Big and Bright Excerpt: Chapter Seven–Throckmorton Greyhounds


Most people I spoke to have never seen a six-man football game. In fact, outside the states that play it, many football fans I met weren’t even aware the sport exists. I always knew in order for my book to give a complete picture of Texas High School football, I needed to include a six-man team, but six-man is a different world and it took me a long time to find a team. Chris Koetting, head coach at Canadian High School put me on to the Throckmorton Greyhounds, I contacted Coach Reed and he enthusiastically agreed to it. It turned out to be a great choice.

…As I traveled though Texas, people spoke of the six-man game as though it were some exotic animal, elusive and hard to find.

 “I’ve heard about it,” People often said, “Someday before I die, I’d like to see a six-man game.”

There is some truth to the claim that six-man is difficult to find, at least for suburbanites who don’t live in West Texas. The six-man game is played almost exclusively in very small towns, not Abilene small or even Stamford small, but towns that don’t have more than one stoplight–places like Throckmorton, a crossroad of intersecting two-lane highways connecting four slightly larger small towns, with a blinking red light strung up where the two highways meet.

The game itself is also elusive, because it is often over so fast. Defensive coordinator Blayne Davis tells me good defensive stand is forcing the opponent to run five plays to score. More commonly a touchdown drive is two or three plays, and with the 45 point mercy rule, many games are over at the half. During the past two seasons the Greyhounds played a total of nine complete games, with 20 ending early due to the mercy rule.

Downtown Throckmorton sits in a valley at the intersection of State Highway 183 and State Highway 380. The low hills surrounding Thockmorton are covered with thickets of mesquite and prickly pear. North on 380 takes you to Seymour, south to Albany. West on Highway 183 leads to Haskell and east to Newcastle. On one corner is the courthouse with a sign on the lawn proclaiming Throckmorton as the home of Dallas Cowboy great Bob Lilly. The town has two restaurants, two convenience stores, a small grocery and a bar that is open on weekends.  Lucky for me there is a motel.
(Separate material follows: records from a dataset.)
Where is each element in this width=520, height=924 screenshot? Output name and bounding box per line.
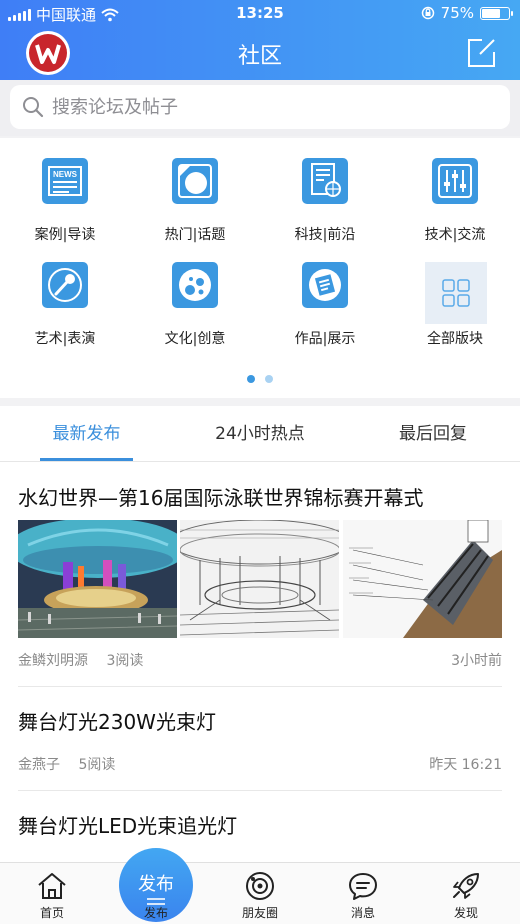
bottom-tab-bar: 首页 朋友圈 消息 发现 <box>0 862 520 924</box>
search-bar-container <box>0 80 520 136</box>
post-author[interactable]: 金鳞刘明源 <box>18 653 88 669</box>
grid-icon <box>425 262 487 324</box>
microphone-icon <box>42 262 88 308</box>
document-icon <box>302 262 348 308</box>
tab-label: 朋友圈 <box>241 906 278 920</box>
category-news[interactable]: NEWS 案例|导读 <box>0 138 130 243</box>
post-image[interactable] <box>18 520 177 638</box>
compose-icon[interactable] <box>466 38 496 68</box>
publish-tab-label[interactable]: 发布 <box>104 904 208 921</box>
page-indicator <box>0 368 520 387</box>
orientation-lock-icon <box>421 6 434 20</box>
publish-decoration <box>147 898 165 900</box>
divider <box>18 686 502 687</box>
category-label: 技术|交流 <box>424 227 486 243</box>
category-grid: NEWS 案例|导读 热门|话题 科技|前沿 技术|交流 艺术|表演 文化|创意… <box>0 138 520 398</box>
battery-percent: 75% <box>440 4 474 22</box>
tech-icon <box>302 158 348 204</box>
category-label: 热门|话题 <box>164 227 226 243</box>
category-label: 艺术|表演 <box>34 331 96 347</box>
tab-label: 首页 <box>39 906 64 920</box>
home-icon <box>38 873 66 899</box>
post-author[interactable]: 金燕子 <box>18 757 60 773</box>
category-label: 作品|展示 <box>294 331 356 347</box>
bubbles-icon <box>172 262 218 308</box>
post-reads: 3阅读 <box>106 653 144 669</box>
tab-last-reply[interactable]: 最后回复 <box>378 406 488 462</box>
tab-label: 消息 <box>350 906 375 920</box>
post-meta: 金鳞刘明源 3阅读 <box>18 650 143 670</box>
battery-icon <box>480 6 513 20</box>
category-hot-topics[interactable]: 热门|话题 <box>130 138 260 243</box>
post-title[interactable]: 舞台灯光LED光束追光灯 <box>18 810 237 839</box>
publish-label: 发布 <box>138 874 174 895</box>
tab-24h-hot[interactable]: 24小时热点 <box>190 406 330 462</box>
category-art[interactable]: 艺术|表演 <box>0 242 130 347</box>
tab-friends[interactable]: 朋友圈 <box>208 863 312 924</box>
tab-label: 发现 <box>453 906 478 920</box>
svg-text:NEWS: NEWS <box>53 170 78 179</box>
search-bar[interactable] <box>10 85 510 129</box>
category-label: 科技|前沿 <box>294 227 356 243</box>
friends-circle-icon <box>246 872 274 900</box>
rocket-icon <box>453 873 479 899</box>
post-time: 3小时前 <box>451 653 502 669</box>
category-label: 案例|导读 <box>34 227 96 243</box>
tab-indicator <box>40 458 133 461</box>
tab-messages[interactable]: 消息 <box>311 863 415 924</box>
divider <box>18 790 502 791</box>
community-page: 中国联通 13:25 75% 社区 搜索论坛及帖子 NEWS 案例|导读 热门|… <box>0 0 520 924</box>
news-icon: NEWS <box>42 158 88 204</box>
post-title[interactable]: 舞台灯光230W光束灯 <box>18 706 216 735</box>
category-works[interactable]: 作品|展示 <box>260 242 390 347</box>
tab-home[interactable]: 首页 <box>0 863 104 924</box>
page-dot-active[interactable] <box>247 375 255 383</box>
search-input[interactable] <box>52 94 482 120</box>
post-title[interactable]: 水幻世界—第16届国际泳联世界锦标赛开幕式 <box>18 482 423 511</box>
category-tech-exchange[interactable]: 技术|交流 <box>390 138 520 243</box>
category-label: 全部版块 <box>427 331 483 347</box>
category-culture[interactable]: 文化|创意 <box>130 242 260 347</box>
hot-topic-icon <box>172 158 218 204</box>
category-all[interactable]: 全部版块 <box>390 242 520 347</box>
feed-tabs: 最新发布 24小时热点 最后回复 <box>0 406 520 462</box>
message-icon <box>349 873 377 900</box>
post-meta: 金燕子 5阅读 <box>18 754 115 774</box>
post-image[interactable] <box>343 520 502 638</box>
mixer-icon <box>432 158 478 204</box>
status-bar: 中国联通 13:25 75% <box>0 0 520 26</box>
category-tech[interactable]: 科技|前沿 <box>260 138 390 243</box>
post-reads: 5阅读 <box>78 757 116 773</box>
page-dot[interactable] <box>265 375 273 383</box>
category-label: 文化|创意 <box>164 331 226 347</box>
tab-discover[interactable]: 发现 <box>414 863 518 924</box>
header: 中国联通 13:25 75% 社区 <box>0 0 520 80</box>
post-image[interactable] <box>180 520 339 638</box>
page-title: 社区 <box>237 44 282 69</box>
tab-latest[interactable]: 最新发布 <box>40 406 133 462</box>
post-time: 昨天 16:21 <box>429 757 502 773</box>
post-feed: 水幻世界—第16届国际泳联世界锦标赛开幕式 金鳞刘明源 3阅读 3小时前 舞台灯… <box>0 462 520 862</box>
search-icon <box>23 97 44 118</box>
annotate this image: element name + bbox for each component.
The Double T Lodge is not big, the rooms are small, but at least it’s clean and the owners are friendly. Throckmorton High School is a few blocks northwest of the intersection. The elementary and middle schools are steps away; all three schools share the gym and some of the teachers as well, including head football coach Reed.


Six-man football differs from both the 11-man and eight-man game.

·         15 yards are needed for a first down instead of ten.

·          Since it’s easier to move the ball on the ground than kick with so few players blocking, the conversions are switched; one point for getting the ball into the end zone from scrimmage, two for kicking it through the uprights.  

·          All six offensive players are eligible to catch passes and carry the ball. Because this means the whole defense must be in coverage, an exchange is required before the ball carrier can run (No QB sweeps, sneaks or scrambles.) In some versions of six-man offense, the tailback is effectively the quarterback, having the nominal quarterback pitch him the ball, letting the tailback either throw or run.  

·          The playing field is only 80 yards long and not as wide as the 11-man field with only 13 yards from the hashmark to the sideline.  

·         The gameplay is different.  With so much field for the defense to cover, six eligible receivers and so few defenders, scoring is very quick. Davis tells me that the goal of his defense is to force the offense to run seven plays to score, counting on the offense to make a mistake somewhere along the way.

 A well-executed offense will score in this game no matter the quality of the defense.  As the best basketball defense gives up baskets from time to time, a six-man football defense gives up some touchdowns. Scores can reach the triple digits and it’s rare for a winning team to score under 50 points. The basketball comparison is apt. Six-man football defense, more than anything, resembles a violent form of basketball zone defense.

There are several consequences of having so much open field. Each defensive player is exposed and can be easily isolated, often creating mismatches where weak defenders can be exploited. With small schools, it’s not unusual to have at least one weak link on defense, giving the superior team a tremendous advantage. Games between a good team and one with weaknesses often quickly become lopsided, so the six-man game has a mercy rule. When a team goes up by 45 points, the game ends. Since the Greyhounds began playing six-man in 2004, as many games have ended early as have gone a full four quarters.

The type of player who does well at this game is often different than one who’s successful at 11-man. This isn’t a game of specialization. Good six-man players must be proficient at all football skills. On offense, everyone must block, catch and carry the ball. On defense, everyone must be able to tackle, shed blockers and drop into coverage. With rosters sometimes in the single digits, very few six-man players only play offense or defense, good players rarely leave the field. The big 200-plus pound linemen of the 11-man game aren’t effective; this version of football favors mid-size players with the endurance and speed to work in the open field. Big players in Throckmorton have an extra incentive to slim down if they want to play this game.